- Animal Production: animal protection and health, parasite control
- Education and Training: decision support system, extension
- Pest Management: biological control, chemical control, cultural control, disease vectors, integrated pest management, physical control, sanitation
Problem and justification: Pennsylvania ranks second in the production of eggs in the US (USDA-NASS 2012) with 9,539-layer hen farms, including 586 farms that are organic/exempt. Despite its major role in the layer industry, it has been over 20 years since poultry arthropod control research has been conducted in this state. High populations of fly pests of poultry facilities present biosecurity risks of national concern. Muscoid flies are competent vectors of >100 pathogens including Salmonella, E. coli. (Mian et al. 2002), Coronavirus, New Castle disease (Malik et al. 2007) and potentially avian influenza virus (Wanaratana et al. 2013, Habibi et al. 2018). Of the more than 9 million food-borne illnesses in the United States, 22% are attributed to poultry (Painter et al. 2013). To offset these pathogen risks, the FDA egg safety rule requires management and monitoring of flies as part of food safety regulations. House flies are notorious for developing insecticide resistance. As a result, flies can’t be managed on most poultry farms using the traditional insecticides Losses due to house flies alone exceed $375 million/year (Geden and Hogsette, 2001). The country’s poultry producers face a pest control crisis with few options to protect animal welfare and human health.

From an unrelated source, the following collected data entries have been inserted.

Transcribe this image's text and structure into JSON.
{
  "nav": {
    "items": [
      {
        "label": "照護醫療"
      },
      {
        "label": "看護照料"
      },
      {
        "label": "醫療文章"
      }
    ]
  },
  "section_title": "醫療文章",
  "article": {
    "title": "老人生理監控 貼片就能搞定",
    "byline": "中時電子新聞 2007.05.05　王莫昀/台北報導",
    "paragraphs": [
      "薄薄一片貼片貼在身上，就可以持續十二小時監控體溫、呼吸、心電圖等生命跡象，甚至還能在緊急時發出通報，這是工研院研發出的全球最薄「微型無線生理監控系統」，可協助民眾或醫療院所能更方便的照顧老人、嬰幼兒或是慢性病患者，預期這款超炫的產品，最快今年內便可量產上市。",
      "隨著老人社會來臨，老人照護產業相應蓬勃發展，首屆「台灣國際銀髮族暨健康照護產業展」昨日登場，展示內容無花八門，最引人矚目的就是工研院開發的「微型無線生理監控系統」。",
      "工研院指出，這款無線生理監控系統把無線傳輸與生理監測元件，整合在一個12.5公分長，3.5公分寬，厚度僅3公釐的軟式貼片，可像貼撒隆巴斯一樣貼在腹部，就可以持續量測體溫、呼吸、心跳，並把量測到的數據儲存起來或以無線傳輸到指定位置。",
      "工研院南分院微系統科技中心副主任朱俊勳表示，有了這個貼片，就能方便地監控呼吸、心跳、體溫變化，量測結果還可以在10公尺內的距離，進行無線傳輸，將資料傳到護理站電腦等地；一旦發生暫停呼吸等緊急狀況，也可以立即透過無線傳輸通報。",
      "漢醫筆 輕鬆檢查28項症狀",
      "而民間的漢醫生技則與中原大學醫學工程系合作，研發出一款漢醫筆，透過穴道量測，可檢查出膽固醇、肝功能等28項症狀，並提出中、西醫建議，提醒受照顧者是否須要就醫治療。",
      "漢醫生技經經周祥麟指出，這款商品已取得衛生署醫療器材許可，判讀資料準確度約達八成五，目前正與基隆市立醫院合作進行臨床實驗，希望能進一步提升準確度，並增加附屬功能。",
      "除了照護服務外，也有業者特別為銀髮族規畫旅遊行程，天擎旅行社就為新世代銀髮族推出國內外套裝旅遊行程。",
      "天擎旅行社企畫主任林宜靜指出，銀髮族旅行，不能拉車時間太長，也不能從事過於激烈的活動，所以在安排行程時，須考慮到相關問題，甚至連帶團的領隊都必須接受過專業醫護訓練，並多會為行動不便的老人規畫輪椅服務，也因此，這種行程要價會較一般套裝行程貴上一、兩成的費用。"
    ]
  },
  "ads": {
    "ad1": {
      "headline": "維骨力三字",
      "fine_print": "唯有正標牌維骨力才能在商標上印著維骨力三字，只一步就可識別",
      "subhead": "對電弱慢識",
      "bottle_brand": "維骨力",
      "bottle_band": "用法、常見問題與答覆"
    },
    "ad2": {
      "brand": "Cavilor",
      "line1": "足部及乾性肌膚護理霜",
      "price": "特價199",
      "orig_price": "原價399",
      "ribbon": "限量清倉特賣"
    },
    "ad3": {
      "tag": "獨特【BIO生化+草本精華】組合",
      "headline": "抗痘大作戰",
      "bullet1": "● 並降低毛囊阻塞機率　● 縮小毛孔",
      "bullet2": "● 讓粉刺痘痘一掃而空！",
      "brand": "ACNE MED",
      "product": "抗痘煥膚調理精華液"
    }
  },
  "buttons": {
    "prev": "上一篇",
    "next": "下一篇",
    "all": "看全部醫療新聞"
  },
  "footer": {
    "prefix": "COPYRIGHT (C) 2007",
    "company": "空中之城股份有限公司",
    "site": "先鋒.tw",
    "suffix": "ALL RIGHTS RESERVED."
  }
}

Solution and approach: The proposed research solution to the problem of limited fly control options that are sustainable and suitable for poultry facilities is to screen and select naturally occurring B. bassiana isolates collected locally from flies in poultry facilities, test for compatibility with beneficial parasitoids and predators, and develop a novel dissemination device for fly control. The proposed educational solution to the problem of pest control on poultry facilities in Pennsylvania is to create a short-course in poultry pest management focused on biological control options and appropriate use for fly control, hosted by Penn State Extension.
Six months following the short-course, 40 poultry producers, representing ~640,000 birds will adopt
an IPM plan for fly control. Twenty will document decreases in fly numbers and 20 will save $200 by
reducing chemical pesticide application for summer fly control.
Performance targets from proposal:
Forty poultry producers, representing ~640,000 birds will adopt an IPM plan for fly control. Twenty will document decreases in fly numbers and 20 will save $200 by reducing chemical pesticide application for summer fly control.